Руки делали свое дело. Я присоединил мальчика к контролирующим приборам, которые в уменьшенном виде до этого лежали в моей походной аптечке, незатейливо прицепленной к поясному ремню. Появление большого из малого тоже вызвало у дикарей бурную реакцию и доказало наше с молчаливо наблюдающим Фараоном «божественное происхождение». Затем ввел сыворотку. Откачивать яд уже не имело смысла, он распространился почти по всему организму и поразил нервную систему. Теперь, если мальчик выживет, он будет нуждаться в долгом лечении и вполне может остаться калекой. Жаль. Я знал, что слишком близко принимать к сердцу трагедии пациентов нельзя, иначе очень трудно их лечить, ибо делать это нужно с сильной волей и холодным рассудком, но в этом случае мне с трудом удалось уговорить себя не вмешиваться в их внутренние дела. Мальчик был жертвой, это не подвергалось мной сомнению, а без пяти минут убийцей — человек-в-шкуре. Причем, если присмотреться, во внешности жертвы и палача угадывалось некое фамильное сходство, поэтому тут речь могла идти о борьбе за власть: если они братья и действительно сыновья вождя, то старший просто убирал помеху со своей дороги.
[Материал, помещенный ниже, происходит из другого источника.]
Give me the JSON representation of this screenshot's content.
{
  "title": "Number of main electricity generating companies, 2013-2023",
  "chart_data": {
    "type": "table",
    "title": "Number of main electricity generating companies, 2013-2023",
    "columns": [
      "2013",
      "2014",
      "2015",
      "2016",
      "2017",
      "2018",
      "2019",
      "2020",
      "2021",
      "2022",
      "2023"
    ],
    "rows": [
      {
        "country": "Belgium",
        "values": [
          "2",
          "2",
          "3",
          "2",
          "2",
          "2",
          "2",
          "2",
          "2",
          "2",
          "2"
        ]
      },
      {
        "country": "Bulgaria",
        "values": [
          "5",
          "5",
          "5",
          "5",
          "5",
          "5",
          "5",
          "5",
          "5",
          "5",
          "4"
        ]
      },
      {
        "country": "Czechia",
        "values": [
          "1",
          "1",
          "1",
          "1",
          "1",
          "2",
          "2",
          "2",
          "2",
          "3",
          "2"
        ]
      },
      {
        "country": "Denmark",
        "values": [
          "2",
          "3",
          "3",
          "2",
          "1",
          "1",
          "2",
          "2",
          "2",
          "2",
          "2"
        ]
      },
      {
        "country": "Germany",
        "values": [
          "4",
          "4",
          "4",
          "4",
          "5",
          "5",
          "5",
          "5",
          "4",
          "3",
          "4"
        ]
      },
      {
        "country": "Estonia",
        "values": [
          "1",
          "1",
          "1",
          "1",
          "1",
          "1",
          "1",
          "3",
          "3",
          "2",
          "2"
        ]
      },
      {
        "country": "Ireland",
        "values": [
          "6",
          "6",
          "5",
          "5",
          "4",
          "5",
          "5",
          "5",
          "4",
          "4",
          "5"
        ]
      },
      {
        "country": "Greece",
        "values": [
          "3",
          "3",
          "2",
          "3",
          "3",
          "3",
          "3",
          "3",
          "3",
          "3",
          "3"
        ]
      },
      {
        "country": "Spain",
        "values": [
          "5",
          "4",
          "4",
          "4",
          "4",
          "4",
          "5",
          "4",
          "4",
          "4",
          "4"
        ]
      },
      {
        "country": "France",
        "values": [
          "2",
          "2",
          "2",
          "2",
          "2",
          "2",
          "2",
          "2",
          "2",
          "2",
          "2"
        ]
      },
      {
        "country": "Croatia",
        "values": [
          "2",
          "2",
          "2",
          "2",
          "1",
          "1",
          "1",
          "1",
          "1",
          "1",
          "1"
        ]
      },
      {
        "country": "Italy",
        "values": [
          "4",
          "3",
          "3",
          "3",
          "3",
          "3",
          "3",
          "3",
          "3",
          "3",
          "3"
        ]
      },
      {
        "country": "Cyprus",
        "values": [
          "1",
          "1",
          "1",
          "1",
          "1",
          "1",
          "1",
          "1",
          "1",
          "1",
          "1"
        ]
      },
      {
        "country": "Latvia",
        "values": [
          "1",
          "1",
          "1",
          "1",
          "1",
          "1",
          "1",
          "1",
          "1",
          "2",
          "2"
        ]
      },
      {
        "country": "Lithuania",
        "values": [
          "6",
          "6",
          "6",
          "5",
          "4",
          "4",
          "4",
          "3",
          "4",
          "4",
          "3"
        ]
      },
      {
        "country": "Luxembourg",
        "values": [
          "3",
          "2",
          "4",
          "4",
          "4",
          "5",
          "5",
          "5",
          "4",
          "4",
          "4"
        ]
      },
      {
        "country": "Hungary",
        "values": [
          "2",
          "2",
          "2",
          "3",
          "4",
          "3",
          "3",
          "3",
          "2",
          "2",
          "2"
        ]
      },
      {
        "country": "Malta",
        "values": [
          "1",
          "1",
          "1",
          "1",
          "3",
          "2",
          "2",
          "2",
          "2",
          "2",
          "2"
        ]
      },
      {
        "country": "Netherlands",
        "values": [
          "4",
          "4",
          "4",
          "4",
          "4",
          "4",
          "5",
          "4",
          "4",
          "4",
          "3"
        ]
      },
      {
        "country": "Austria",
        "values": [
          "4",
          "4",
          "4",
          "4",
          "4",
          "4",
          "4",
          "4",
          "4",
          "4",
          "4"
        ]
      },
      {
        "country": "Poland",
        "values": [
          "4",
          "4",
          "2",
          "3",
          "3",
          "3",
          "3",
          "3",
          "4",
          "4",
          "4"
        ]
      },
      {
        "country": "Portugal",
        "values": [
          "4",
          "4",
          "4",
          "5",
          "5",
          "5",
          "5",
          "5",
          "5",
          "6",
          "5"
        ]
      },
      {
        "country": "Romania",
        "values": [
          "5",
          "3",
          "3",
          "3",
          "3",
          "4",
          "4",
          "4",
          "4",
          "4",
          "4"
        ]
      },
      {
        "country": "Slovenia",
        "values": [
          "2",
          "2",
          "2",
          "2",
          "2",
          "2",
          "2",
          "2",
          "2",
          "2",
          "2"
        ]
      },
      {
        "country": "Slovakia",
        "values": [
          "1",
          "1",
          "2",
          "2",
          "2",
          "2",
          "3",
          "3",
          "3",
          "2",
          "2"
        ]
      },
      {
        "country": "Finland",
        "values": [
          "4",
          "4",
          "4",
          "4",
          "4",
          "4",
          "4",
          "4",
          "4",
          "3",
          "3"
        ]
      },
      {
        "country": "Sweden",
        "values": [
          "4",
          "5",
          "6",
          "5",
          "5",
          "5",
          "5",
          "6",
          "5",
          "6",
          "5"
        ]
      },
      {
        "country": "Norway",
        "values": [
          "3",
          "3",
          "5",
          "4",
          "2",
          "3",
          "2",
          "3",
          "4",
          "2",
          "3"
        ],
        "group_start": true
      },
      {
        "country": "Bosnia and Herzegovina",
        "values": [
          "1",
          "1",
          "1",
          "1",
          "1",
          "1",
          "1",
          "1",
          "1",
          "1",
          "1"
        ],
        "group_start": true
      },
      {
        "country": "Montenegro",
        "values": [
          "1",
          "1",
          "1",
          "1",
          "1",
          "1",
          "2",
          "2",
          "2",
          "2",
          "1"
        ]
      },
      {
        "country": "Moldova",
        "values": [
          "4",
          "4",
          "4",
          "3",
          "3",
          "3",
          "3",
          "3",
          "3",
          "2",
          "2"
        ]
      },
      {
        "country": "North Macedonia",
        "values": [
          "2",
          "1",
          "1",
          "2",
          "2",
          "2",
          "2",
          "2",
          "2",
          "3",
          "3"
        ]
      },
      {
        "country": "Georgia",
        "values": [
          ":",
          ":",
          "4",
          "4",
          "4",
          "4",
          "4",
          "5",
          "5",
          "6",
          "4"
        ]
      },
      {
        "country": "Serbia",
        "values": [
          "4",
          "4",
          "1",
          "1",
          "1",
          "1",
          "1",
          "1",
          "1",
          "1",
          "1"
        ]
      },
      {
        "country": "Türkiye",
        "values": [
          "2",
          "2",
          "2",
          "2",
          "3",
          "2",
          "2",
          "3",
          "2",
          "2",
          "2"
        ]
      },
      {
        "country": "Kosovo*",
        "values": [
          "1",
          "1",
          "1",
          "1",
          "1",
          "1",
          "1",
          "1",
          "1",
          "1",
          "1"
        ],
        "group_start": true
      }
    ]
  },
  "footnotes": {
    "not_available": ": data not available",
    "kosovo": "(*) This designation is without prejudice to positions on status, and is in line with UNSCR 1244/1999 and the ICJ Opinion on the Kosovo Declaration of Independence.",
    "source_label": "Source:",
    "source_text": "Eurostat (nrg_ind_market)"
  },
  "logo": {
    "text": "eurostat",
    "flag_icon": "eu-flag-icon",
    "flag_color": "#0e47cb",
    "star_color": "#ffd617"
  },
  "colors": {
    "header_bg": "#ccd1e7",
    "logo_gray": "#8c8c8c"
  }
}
Две минуты истекли. Я пристально смотрел на приборы, показывающие, как стабилизируется его состояние, выравнивается пульс. Яд прекращал действие. Мальчик уснул, и на лбу его выступила испарина.
— Его, — я указал матери на больного, — нужно лечить. Лечить! — развёл руками и сделал несколько пассов, которые, на мой взгляд, куда доходчивее объяснили бы ей мои слова, чем подробная демонстрация приборов и медикаментов.
— Араго лидо ахчу? — спросила она шепотом, дрожа и не веря своему счастью. — Араго морцо дат?
Невольно уловив смысл ее слов, я подтвердил:
— Да, он будет жить. Но его нужно лечить. Мне лечить. Долго. Понимаете? Лечить…
— Дюлата-ута Араго? — она показала на меня. — Йэ дюлата-ута Араго? Атэ?
— Отнесите его домой. Я пойду с вами. С вами. Я.
Племя оживилось. Несколько мускулистых юношей подхватили носилки на плечи, остальные дикари окружили нас с Хаммоном, и в этом сопровождении мы двинулись в сельву.
— А теперь расскажи мне о вашем Новом годе, — попросил я тогда Фараона.
Конец 3 книги
ЭПИЛОГ
Вот уже много лет я живу в сельве отшельником. Попытки хотя бы в «третьем» состоянии разведать, где на соседнем материке находится действующий портал в Агизской пустыне, не привели ни к чему: да, я увидел установку, но в ней не хватало составляющих. Охранялся ТДМ тщательно, да и люди, владеющие корпорацией, где некогда работал Фараон, были очень непросты, как и шаман, тот самый человек-в-шкуре.
Араго, сын вождя, выздоровел полностью. О былом укусе напоминали только два белых шрама на ноге и немого деформированная правая икра. Он сменил своего отца после его смерти через десять лет. Когда Араго стал главой племени, шаман, его родной старший брат, покинул сородичей и ушел к соседям.
Хаммон перебрался в город на этом же континенте. Звал он с собой и меня, но я решил остаться в сельве. Что нового я увидел бы в городе? И чем здешние горожане могли быть интереснее моих дикарей?
А в голове часто, так часто повторялся смех и слова Желтого Всадника: «Ты мог бы беспрепятственно путешествовать по всем без исключения мирам»… Да, воссоздавая себя во мне, Александр-Кристиан Харрис даже не предполагал, что может совершить такой чудовищный просчет. Вероятно, он не мог и представить, что я усмотрю свое-его предназначение в глупейшем за всю историю человечества акте медленного самоубийства, ведь чем по сути, как не суицидом, было мое нынешнее затворничество без права вернуться Домой?